Considérant, cependant, qu'il appartient au Conseil d'Etat, saisi de l'ensemble du litige par l'effet dévolutif de l'appel, d'examiner les autres moyens présentés par M. Y devant le tribunal administratif de Rouen ;

Considérant, d'une part, que l'arrêté ordonnant la reconduite à la frontière de M. Y a été signé par M. Stéphane Guyon, secrétaire général de la préfecture de l'Eure ; que, par un arrêté en date du 26 juillet 2002, régulièrement publié au recueil des actes administratifs du département le 29 juillet 2002, le PREFET DE L'EURE a donné à M. Guyon délégation à l'effet de signer les arrêtés de reconduite à la frontière des étrangers ; que, par suite, le moyen tiré de ce que l'arrêté attaqué aurait été signé par une personne incompétente, manque en fait ;

Considérant, d'autre part, que le moyen tiré de ce que M. Y courrait des risques importants s'il devait retourner en Turquie ne saurait être utilement invoqué à l'appui d'un recours dirigé contre l'arrêté attaqué, qui n'indique pas le pays vers lequel l'intéressé devra être reconduit ;

Considérant qu'il résulte de tout ce qui précède que le PREFET DE L'EURE est fondé à soutenir que c'est à tort que, par le jugement attaqué, le magistrat délégué par le président du tribunal administratif de Rouen a annulé l'arrêté de reconduite à la frontière pris le 19 mai 2004 à l'encontre de M. Y ;

Sur la légalité de la décision désignant le pays de destination :

Considérant que si M. Y fait valoir que la décision fixant la Turquie comme pays de destination aurait été prise en méconnaissance des stipulations de l'article 3 de la convention européenne de sauvegarde des droits de l'homme et des libertés fondamentales et des dispositions de l'article 27 bis de l'ordonnance du 2 novembre 1945, il se borne, au soutien de cette allégation, à se prévaloir de son origine kurde et des persécutions qu'auraient subis certains membres de sa famille et à invoquer les documents mentionnés ci-dessus et qui, ainsi qu'il a été dit, sont dépourvus de caractère probant ; qu'ainsi le moyen invoqué ne peut être retenu ;

Considérant qu'il résulte de ce qui précède que le PREFET DE L'EURE est fondé à soutenir que c'est à tort que, par le jugement attaqué, le magistrat délégué par le président du tribunal administratif de Rouen a annulé son arrêté du 19 mai 2004 décidant la reconduite à la frontière de M. Y à destination de la Turquie ;

Sur les conclusions aux fins d'injonction présentées par M. Y :

Considérant qu'il résulte de ce qui précède que ces conclusions ne peuvent qu'être rejetées ;

Sur les conclusions tendant à l'application des dispositions de l'article L. 761-1 du code de justice administrative et de l'article 37 de la loi du 10 juillet 1991 :

Considérant que ces dispositions font obstacle à ce que soit mise à la charge de l'Etat, qui n'est pas la partie perdante dans la présente instance, la somme que la SCP Laugier-Caston, avocat de M. Y, demande au titre des frais exposés par cette dernière et non compris dans les dépens, ainsi que la somme demandée en première instance par M. Y ;

D E C I D E :

--------------

Article 1er : Le jugement du 24 mai 2004 du magistrat délégué par le président du tribunal administratif de Rouen est annulé.

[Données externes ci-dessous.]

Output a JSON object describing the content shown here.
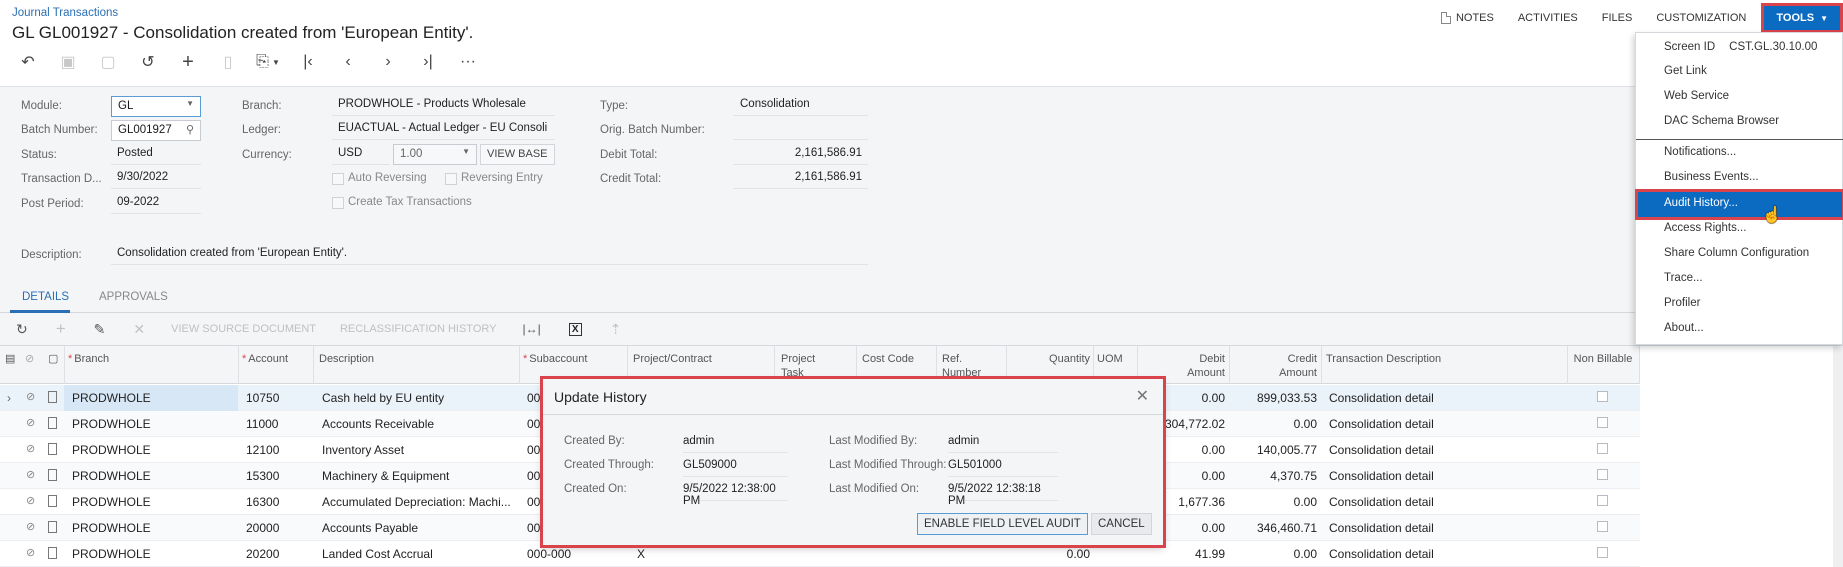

Article 2 : La demande présentée par M. Y devant le tribunal administratif de Rouen et ses conclusions présentées devant le Conseil d'Etat tendant à l'application des dispositions de l'article L. 761-1 du code de justice administrative et de l'article 37 de la loi du 10 juillet 1991, sont rejetées.

Article 3 : La présente décision sera notifiée au PREFET DE L'EURE, à M. Bilal Y et au ministre d'Etat, ministre de l'intérieur et de l'aménagement du territoire.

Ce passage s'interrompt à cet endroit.